Replay attacks and how they can affect blockchains

A replay attack usually occurs when blockchains change or upgrade their protocols, a process known as a hard fork. It is a type of cybercrime in which bad actors obtain an original encrypted message during data transmission and use it to trick the system into performing the same transaction multiple times.

Due to the distributed nature of a blockchain, it is easy for attackers to eavesdrop on a communication. They can then repeat a valid data transfer and withdraw money from the victims’ accounts. Since the data is original, network security protocols do not see the attack as a malicious event. Instead, it is seen as a standard data transfer and goes through without any difficulty.

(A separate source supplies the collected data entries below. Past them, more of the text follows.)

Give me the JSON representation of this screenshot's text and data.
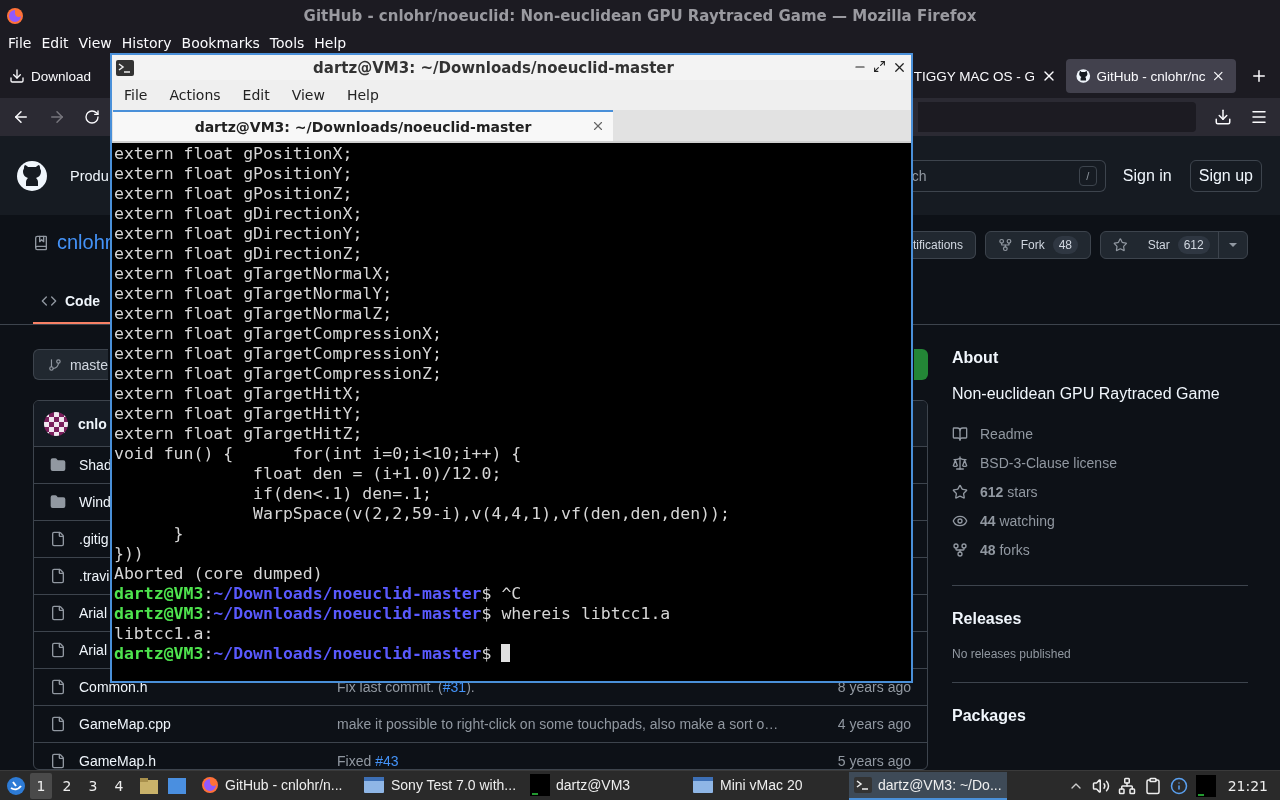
{
  "firefox": {
    "title": "GitHub - cnlohr/noeuclid: Non-euclidean GPU Raytraced Game — Mozilla Firefox",
    "menu": [
      "File",
      "Edit",
      "View",
      "History",
      "Bookmarks",
      "Tools",
      "Help"
    ],
    "tabs": [
      {
        "kind": "download",
        "label": "Download",
        "selected": false
      },
      {
        "kind": "plain",
        "label": "TIGGY MAC OS - G",
        "selected": false
      },
      {
        "kind": "site",
        "label": "GitHub - cnlohr/nc",
        "selected": true
      }
    ]
  },
  "github": {
    "header": {
      "nav_item": "Produ",
      "search_placeholder": "ch",
      "search_key": "/",
      "sign_in": "Sign in",
      "sign_up": "Sign up"
    },
    "repo": {
      "owner": "cnlohr",
      "notifications": "tifications",
      "fork": {
        "label": "Fork",
        "count": "48"
      },
      "star": {
        "label": "Star",
        "count": "612"
      }
    },
    "tabs": [
      {
        "label": "Code",
        "selected": true
      }
    ],
    "branch": "maste",
    "files": {
      "author": "cnlo",
      "rows": [
        {
          "kind": "folder",
          "name": "Shad"
        },
        {
          "kind": "folder",
          "name": "Wind"
        },
        {
          "kind": "file",
          "name": ".gitig"
        },
        {
          "kind": "file",
          "name": ".travi"
        },
        {
          "kind": "file",
          "name": "Arial"
        },
        {
          "kind": "file",
          "name": "Arial"
        },
        {
          "kind": "file",
          "name": "Common.h",
          "message": [
            {
              "text": "Fix last commit. (",
              "link": false
            },
            {
              "text": "#31",
              "link": true
            },
            {
              "text": ").",
              "link": false
            }
          ],
          "time": "8 years ago"
        },
        {
          "kind": "file",
          "name": "GameMap.cpp",
          "message": [
            {
              "text": "make it possible to right-click on some touchpads, also make a sort o…",
              "link": false
            }
          ],
          "time": "4 years ago"
        },
        {
          "kind": "file",
          "name": "GameMap.h",
          "message": [
            {
              "text": "Fixed ",
              "link": false
            },
            {
              "text": "#43",
              "link": true
            }
          ],
          "time": "5 years ago"
        }
      ]
    },
    "about": {
      "title": "About",
      "description": "Non-euclidean GPU Raytraced Game",
      "items": [
        {
          "kind": "readme",
          "text": "Readme"
        },
        {
          "kind": "license",
          "text": "BSD-3-Clause license"
        },
        {
          "kind": "stars",
          "text": "**612** stars"
        },
        {
          "kind": "watching",
          "text": "**44** watching"
        },
        {
          "kind": "forks",
          "text": "**48** forks"
        }
      ],
      "releases": {
        "title": "Releases",
        "note": "No releases published"
      },
      "packages": {
        "title": "Packages"
      }
    }
  },
  "terminal": {
    "title": "dartz@VM3: ~/Downloads/noeuclid-master",
    "menu": [
      "File",
      "Actions",
      "Edit",
      "View",
      "Help"
    ],
    "tab": "dartz@VM3: ~/Downloads/noeuclid-master",
    "lines": [
      {
        "kind": "text",
        "text": "extern float gPositionX;"
      },
      {
        "kind": "text",
        "text": "extern float gPositionY;"
      },
      {
        "kind": "text",
        "text": "extern float gPositionZ;"
      },
      {
        "kind": "text",
        "text": "extern float gDirectionX;"
      },
      {
        "kind": "text",
        "text": "extern float gDirectionY;"
      },
      {
        "kind": "text",
        "text": "extern float gDirectionZ;"
      },
      {
        "kind": "text",
        "text": "extern float gTargetNormalX;"
      },
      {
        "kind": "text",
        "text": "extern float gTargetNormalY;"
      },
      {
        "kind": "text",
        "text": "extern float gTargetNormalZ;"
      },
      {
        "kind": "text",
        "text": "extern float gTargetCompressionX;"
      },
      {
        "kind": "text",
        "text": "extern float gTargetCompressionY;"
      },
      {
        "kind": "text",
        "text": "extern float gTargetCompressionZ;"
      },
      {
        "kind": "text",
        "text": "extern float gTargetHitX;"
      },
      {
        "kind": "text",
        "text": "extern float gTargetHitY;"
      },
      {
        "kind": "text",
        "text": "extern float gTargetHitZ;"
      },
      {
        "kind": "text",
        "text": "void fun() {      for(int i=0;i<10;i++) {"
      },
      {
        "kind": "text",
        "text": "              float den = (i+1.0)/12.0;"
      },
      {
        "kind": "text",
        "text": "              if(den<.1) den=.1;"
      },
      {
        "kind": "text",
        "text": "              WarpSpace(v(2,2,59-i),v(4,4,1),vf(den,den,den));"
      },
      {
        "kind": "text",
        "text": "      }"
      },
      {
        "kind": "text",
        "text": "}))"
      },
      {
        "kind": "text",
        "text": "Aborted (core dumped)"
      },
      {
        "kind": "prompt",
        "user": "dartz@VM3",
        "colon": ":",
        "path": "~/Downloads/noeuclid-master",
        "command": "$ ^C",
        "cursor": false
      },
      {
        "kind": "prompt",
        "user": "dartz@VM3",
        "colon": ":",
        "path": "~/Downloads/noeuclid-master",
        "command": "$ whereis libtcc1.a",
        "cursor": false
      },
      {
        "kind": "text",
        "text": "libtcc1.a:"
      },
      {
        "kind": "prompt",
        "user": "dartz@VM3",
        "colon": ":",
        "path": "~/Downloads/noeuclid-master",
        "command": "$ ",
        "cursor": true
      }
    ]
  },
  "taskbar": {
    "workspaces": [
      {
        "label": "1",
        "selected": true
      },
      {
        "label": "2",
        "selected": false
      },
      {
        "label": "3",
        "selected": false
      },
      {
        "label": "4",
        "selected": false
      }
    ],
    "tasks": [
      {
        "kind": "browser",
        "label": "GitHub - cnlohr/n...",
        "selected": false
      },
      {
        "kind": "window",
        "label": "Sony Test 7.0 with...",
        "selected": false
      },
      {
        "kind": "console",
        "label": "dartz@VM3",
        "selected": false
      },
      {
        "kind": "window",
        "label": "Mini vMac 20",
        "selected": false
      },
      {
        "kind": "terminal",
        "label": "dartz@VM3: ~/Do...",
        "selected": true
      }
    ],
    "clock": "21:21"
  }
}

More likely under a hard fork

A re-attack is more likely during a hard fork. In such an event, the blockchain is split in two. Now members have access to two blockchains with identical information. In this case, bad actors can perform a replay attack on the new blockchain using the transactions processed on the legacy network.

For example, after a hard fork, Sam sends a certain amount of crypto to Alice on the new version of the blockchain. Alice can use the same transaction data on the old blockchain, and receive twice as much crypto.

However, this option may only apply to existing users who have been part of the hard fork. New users who have joined the network after the hard fork can neither perform replay attacks nor will be vulnerable to them

How to stop replay attacks

Fortunately, replay attacks are easy to mitigate. There are several methods that blockchains can use to prevent such attacks; Here are some of them:

Random session key

In a random session key, a unique encryption and decryption code is generated between two users or two computers for each transaction. This is often called a symmetric key because it uses the same key for encryption and decryption. Since the security key is generated randomly, the same key will not be valid a second time.

Uses timestamps

This type of message has an extra layer of security: a time stamp on the message. Usually, this type of message will also have a time window when the entire transaction should be completed. If a message is received after the window is closed, it will be automatically rejected.

One-time password

In this case, each message is protected by a password that can only be used once! So even if such a message is intercepted and re-sent, it will not be processed as the password expired after the first use.

New blockchain token

After the hard fork, the new blockchain can implement a token to protect against repeated attacks. It ensures that transactions made on the new blockchain will not be valid on the older blockchain. The protection takes effect immediately after the hard fork is implemented. Bitcoin Cash implemented this type of protection when it was separated from Bitcoin.

Conclusion

When successful, replay attacks pose a significant threat to a blockchain and its users. It is one of the only attacks that does not require decryption of network transmissions. Also, since attackers use real encrypted messages, replay attacks are harder to spot. They can cause a user’s wallet to be wiped clean.

In the worst case, the attacker can clog the system with repeated transmissions. This can be particularly disruptive to a hard-forked network that has lost a significant portion of its computing power as users and nodes move to the newer version of the blockchain. In this case, a concerted replay attack could overwhelm the legacy blockchain’s already reduced mining capacity.

Fortunately, the attacker does not have full control over the network and they cannot overwrite the blockchain. The scope of the damage or vulnerability is limited to past actions by someone that are illegitimately repeated. Also, with the right safeguards, replay attacks can be permanently blocked from happening.